Hamilton was behind team mate Nico Rosberg at a safety car restart with 10 laps to go, and knew that if he could get past, he would win the title today. In the end Rosberg made the job easy by running wide and leaving the door open.
The race had started with some controversy as Lewis leaned on his team mate and pushed him wide at Turn One.
“The last 10 –15 laps were the tough ones,” he said. “What an extraordinary race. I just started out well, very, very close obviously with Nico at the beginning and that wasn’t intentional, we both broke very deep into it, and I understood he was on the outside and in the wet that’s where the grip is, so he was turning and I wasn’t turning so we touched.
“After that just fighting for position, trying to stay ahead. Emotions were just up and down through the race because at one point I was in the lead but I knew I didn’t have it in the car. I was struggling and sliding all over the place and then I fell to fourth and the track was drying and just the most… the trickiest conditions for us.
“And then, as I said, the last 10 laps really… I was behind the Safety Car and thinking, ‘OK, I’ve got 10 laps, the World Championship is right there – how am I going to get it?’. And then I was just head down, everything that I’ve got from all these years. Everything that I’ve built up, everything that I’ve learnt comes into this. This is the defining moment really.

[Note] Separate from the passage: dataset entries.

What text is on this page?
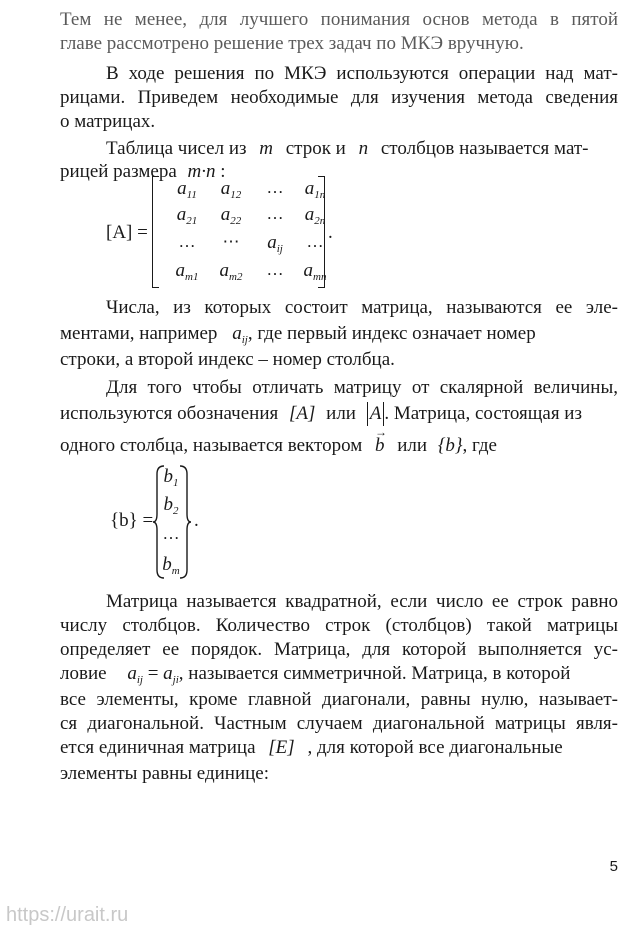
Тем не менее, для лучшего понимания основ метода в пятой
главе рассмотрено решение трех задач по МКЭ вручную.
В ходе решения по МКЭ используются операции над мат-
рицами. Приведем необходимые для изучения метода сведения
о матрицах.
Таблица чисел из m строк и n столбцов называется мат-
рицей размера m·n :
[A] =
$a_{11}$	$a_{12}$	…	$a_{1n}$
$a_{21}$	$a_{22}$	…	$a_{2n}$
…	⋯	$a_{ij}$	…
$a_{m1}$	$a_{m2}$	…	$a_{mn}$
.
Числа, из которых состоит матрица, называются ее эле-
ментами, например $a_{ij}$, где первый индекс означает номер
строки, а второй индекс – номер столбца.
Для того чтобы отличать матрицу от скалярной величины,
используются обозначения [A] или A . Матрица, состоящая из
одного столбца, называется вектором → b или {b}, где
{b} =
$b_1$
$b_2$
…
$b_m$
.
Матрица называется квадратной, если число ее строк равно
числу столбцов. Количество строк (столбцов) такой матрицы
определяет ее порядок. Матрица, для которой выполняется ус-
ловие $a_{ij} = a_{ji}$, называется симметричной. Матрица, в которой
все элементы, кроме главной диагонали, равны нулю, называет-
ся диагональной. Частным случаем диагональной матрицы явля-
ется единичная матрица [E] , для которой все диагональные
элементы равны единице:
5
https://urait.ru
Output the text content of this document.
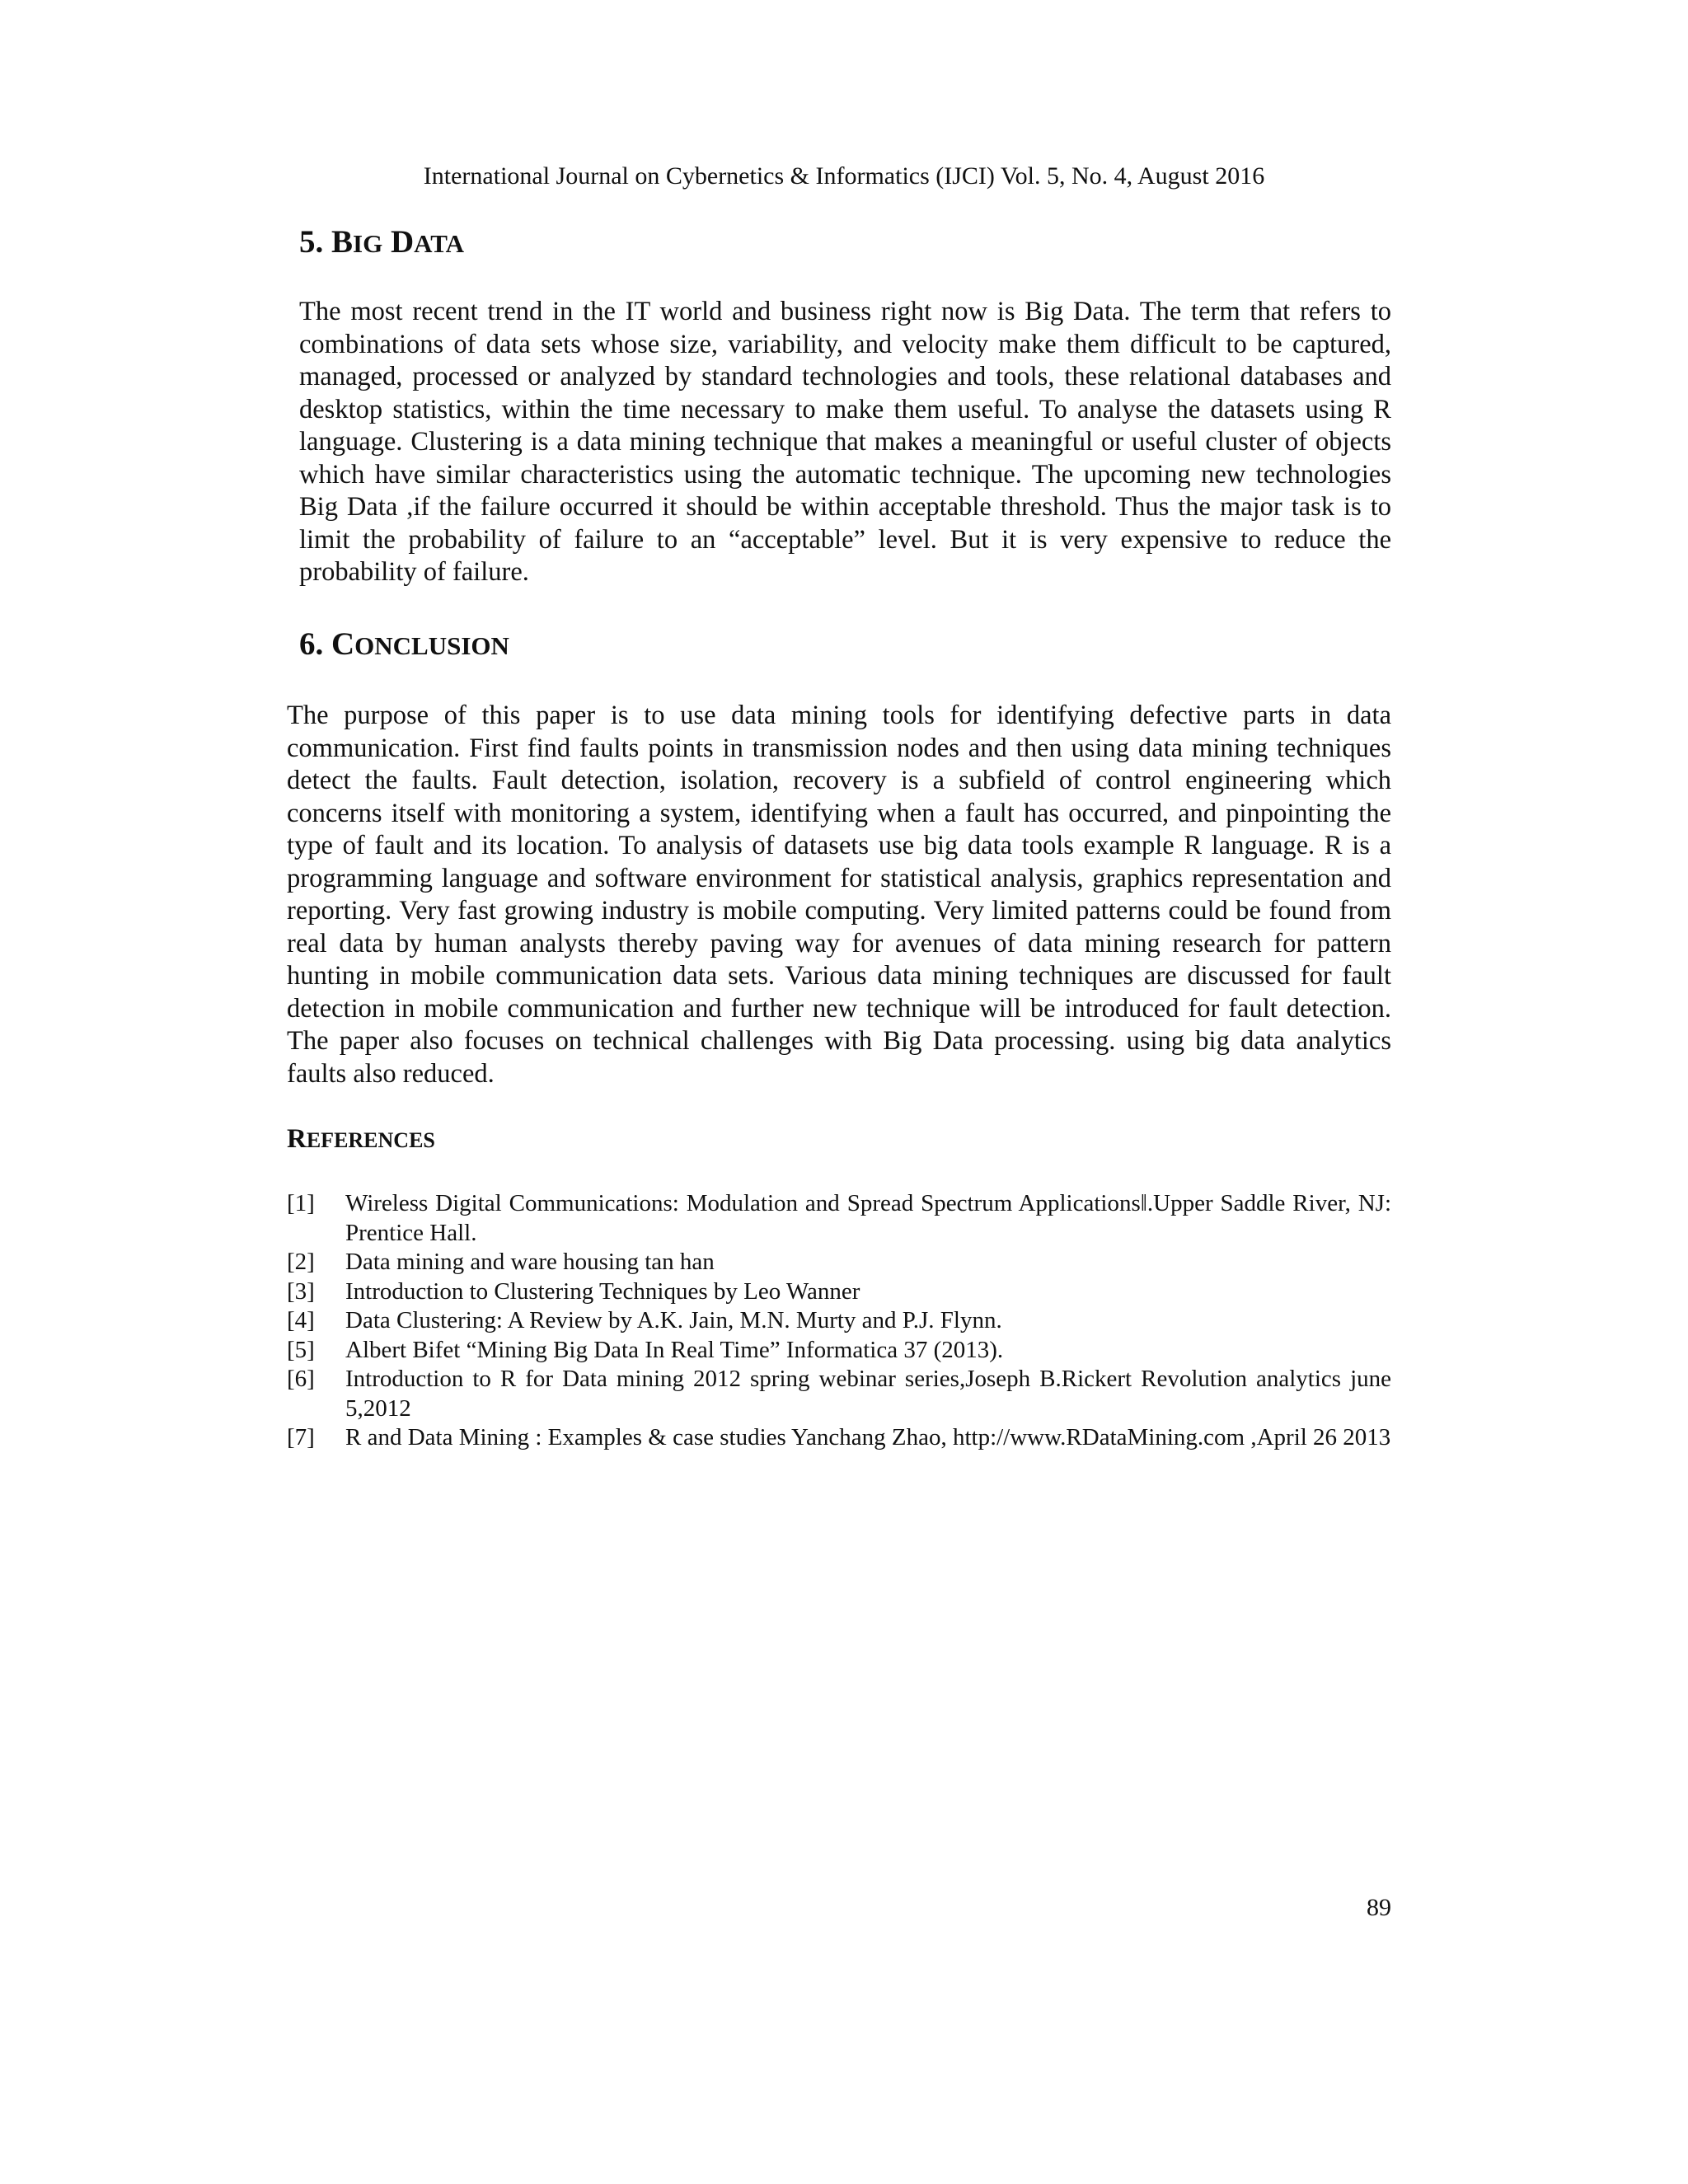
International Journal on Cybernetics & Informatics (IJCI) Vol. 5, No. 4, August 2016
5. BIG DATA

The most recent trend in the IT world and business right now is Big Data. The term that refers to combinations of data sets whose size, variability, and velocity make them difficult to be captured, managed, processed or analyzed by standard technologies and tools, these relational databases and desktop statistics, within the time necessary to make them useful. To analyse the datasets using R language. Clustering is a data mining technique that makes a meaningful or useful cluster of objects which have similar characteristics using the automatic technique. The upcoming new technologies Big Data ,if the failure occurred it should be within acceptable threshold. Thus the major task is to limit the probability of failure to an “acceptable” level. But it is very expensive to reduce the probability of failure.

6. CONCLUSION

The purpose of this paper is to use data mining tools for identifying defective parts in data communication. First find faults points in transmission nodes and then using data mining techniques detect the faults. Fault detection, isolation, recovery is a subfield of control engineering which concerns itself with monitoring a system, identifying when a fault has occurred, and pinpointing the type of fault and its location. To analysis of datasets use big data tools example R language. R is a programming language and software environment for statistical analysis, graphics representation and reporting. Very fast growing industry is mobile computing. Very limited patterns could be found from real data by human analysts thereby paving way for avenues of data mining research for pattern hunting in mobile communication data sets. Various data mining techniques are discussed for fault detection in mobile communication and further new technique will be introduced for fault detection. The paper also focuses on technical challenges with Big Data processing. using big data analytics faults also reduced.

REFERENCES
[1]	Wireless Digital Communications: Modulation and Spread Spectrum Applications‖.Upper Saddle River, NJ: Prentice Hall.
[2]	Data mining and ware housing tan han
[3]	Introduction to Clustering Techniques by Leo Wanner
[4]	Data Clustering: A Review by A.K. Jain, M.N. Murty and P.J. Flynn.
[5]	Albert Bifet “Mining Big Data In Real Time” Informatica 37 (2013).
[6]	Introduction to R for Data mining 2012 spring webinar series,Joseph B.Rickert Revolution analytics june 5,2012
[7]	R and Data Mining : Examples & case studies Yanchang Zhao, http://www.RDataMining.com ,April 26 2013
89
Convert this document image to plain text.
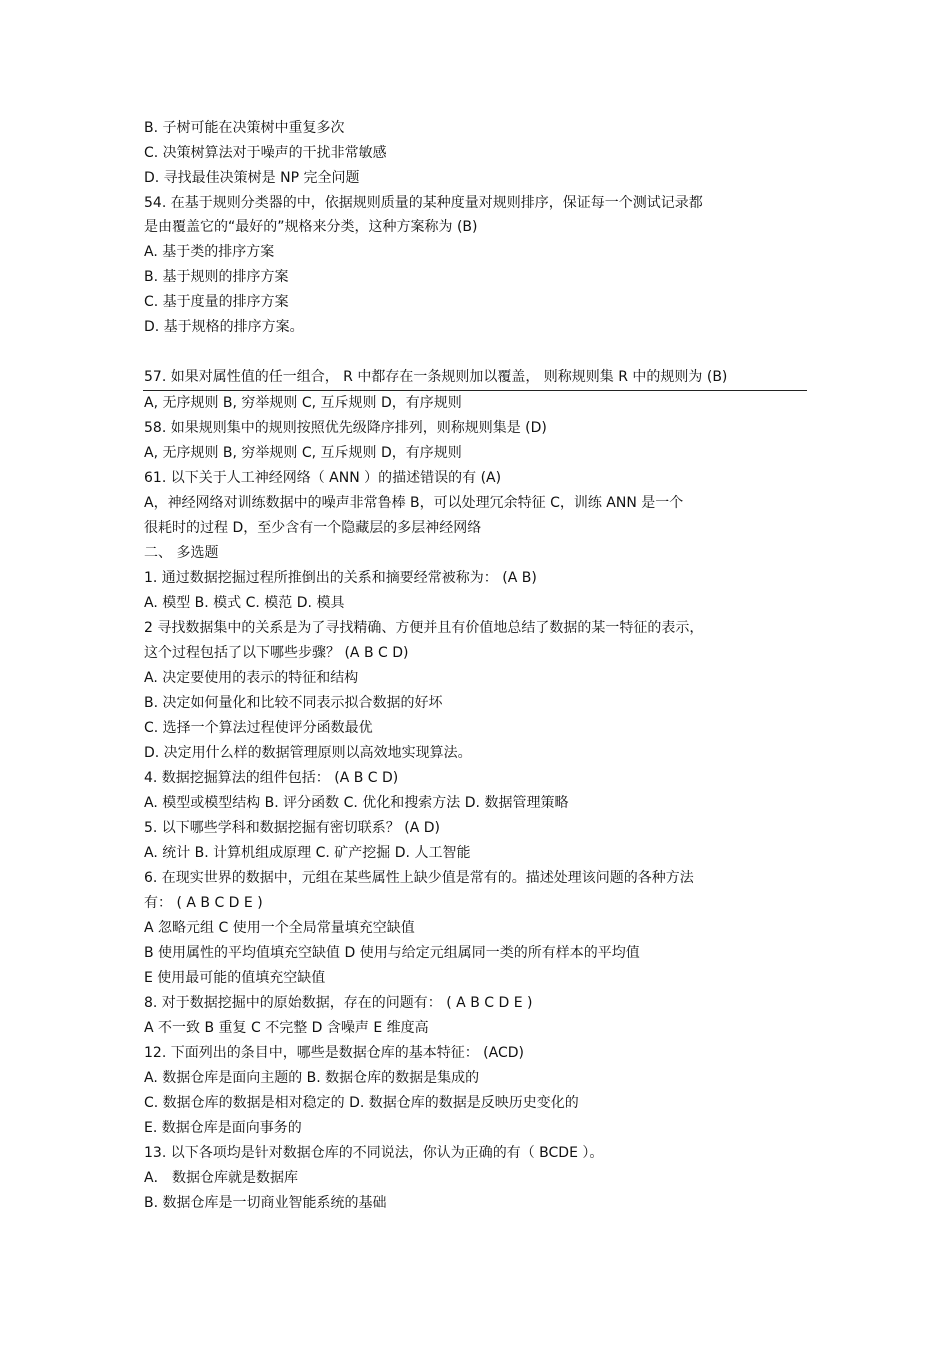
B. 子树可能在决策树中重复多次
C. 决策树算法对于噪声的干扰非常敏感
D. 寻找最佳决策树是 NP 完全问题
54. 在基于规则分类器的中，依据规则质量的某种度量对规则排序，保证每一个测试记录都
是由覆盖它的“最好的”规格来分类，这种方案称为 (B)
A. 基于类的排序方案
B. 基于规则的排序方案
C. 基于度量的排序方案
D. 基于规格的排序方案。
57. 如果对属性值的任一组合， R 中都存在一条规则加以覆盖， 则称规则集 R 中的规则为 (B)
A, 无序规则 B, 穷举规则 C, 互斥规则 D，有序规则
58. 如果规则集中的规则按照优先级降序排列，则称规则集是 (D)
A, 无序规则 B, 穷举规则 C, 互斥规则 D，有序规则
61. 以下关于人工神经网络（ ANN ）的描述错误的有 (A)
A，神经网络对训练数据中的噪声非常鲁棒 B，可以处理冗余特征 C，训练 ANN 是一个
很耗时的过程 D，至少含有一个隐藏层的多层神经网络
二、 多选题
1. 通过数据挖掘过程所推倒出的关系和摘要经常被称为： (A B)
A. 模型 B. 模式 C. 模范 D. 模具
2 寻找数据集中的关系是为了寻找精确、方便并且有价值地总结了数据的某一特征的表示，
这个过程包括了以下哪些步骤？ (A B C D)
A. 决定要使用的表示的特征和结构
B. 决定如何量化和比较不同表示拟合数据的好坏
C. 选择一个算法过程使评分函数最优
D. 决定用什么样的数据管理原则以高效地实现算法。
4. 数据挖掘算法的组件包括： (A B C D)
A. 模型或模型结构 B. 评分函数 C. 优化和搜索方法 D. 数据管理策略
5. 以下哪些学科和数据挖掘有密切联系？ (A D)
A. 统计 B. 计算机组成原理 C. 矿产挖掘 D. 人工智能
6. 在现实世界的数据中，元组在某些属性上缺少值是常有的。描述处理该问题的各种方法
有： ( A B C D E )
A 忽略元组 C 使用一个全局常量填充空缺值
B 使用属性的平均值填充空缺值 D 使用与给定元组属同一类的所有样本的平均值
E 使用最可能的值填充空缺值
8. 对于数据挖掘中的原始数据，存在的问题有： ( A B C D E )
A 不一致 B 重复 C 不完整 D 含噪声 E 维度高
12. 下面列出的条目中，哪些是数据仓库的基本特征： (ACD)
A. 数据仓库是面向主题的 B. 数据仓库的数据是集成的
C. 数据仓库的数据是相对稳定的 D. 数据仓库的数据是反映历史变化的
E. 数据仓库是面向事务的
13. 以下各项均是针对数据仓库的不同说法，你认为正确的有（ BCDE ）。
A． 数据仓库就是数据库
B. 数据仓库是一切商业智能系统的基础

“Of course I could have gone on to other races but for me, I’m kind of like ‘now!’ It’s so close that I could smell it.”
Lewis made it clear that his third title means a lot to him.
“For any driver I think it’s the pinnacle. There’s no further you can go. Your ultimate goal is to win in everything you compete in. It’s to perform at your best and hopefully better than everyone else, so when you do win a world championship it signifies at that particular time your greatness and the people around you. The whole unit. The teamwork. The greatness of that partnership as well.
“I remember when I got my first one. I was just grateful for the first one. I told Ron [Dennis] when I was 10 that I wanted to be world champion in his car and it’s kinda crazy to think that ten years after he signed me I was.”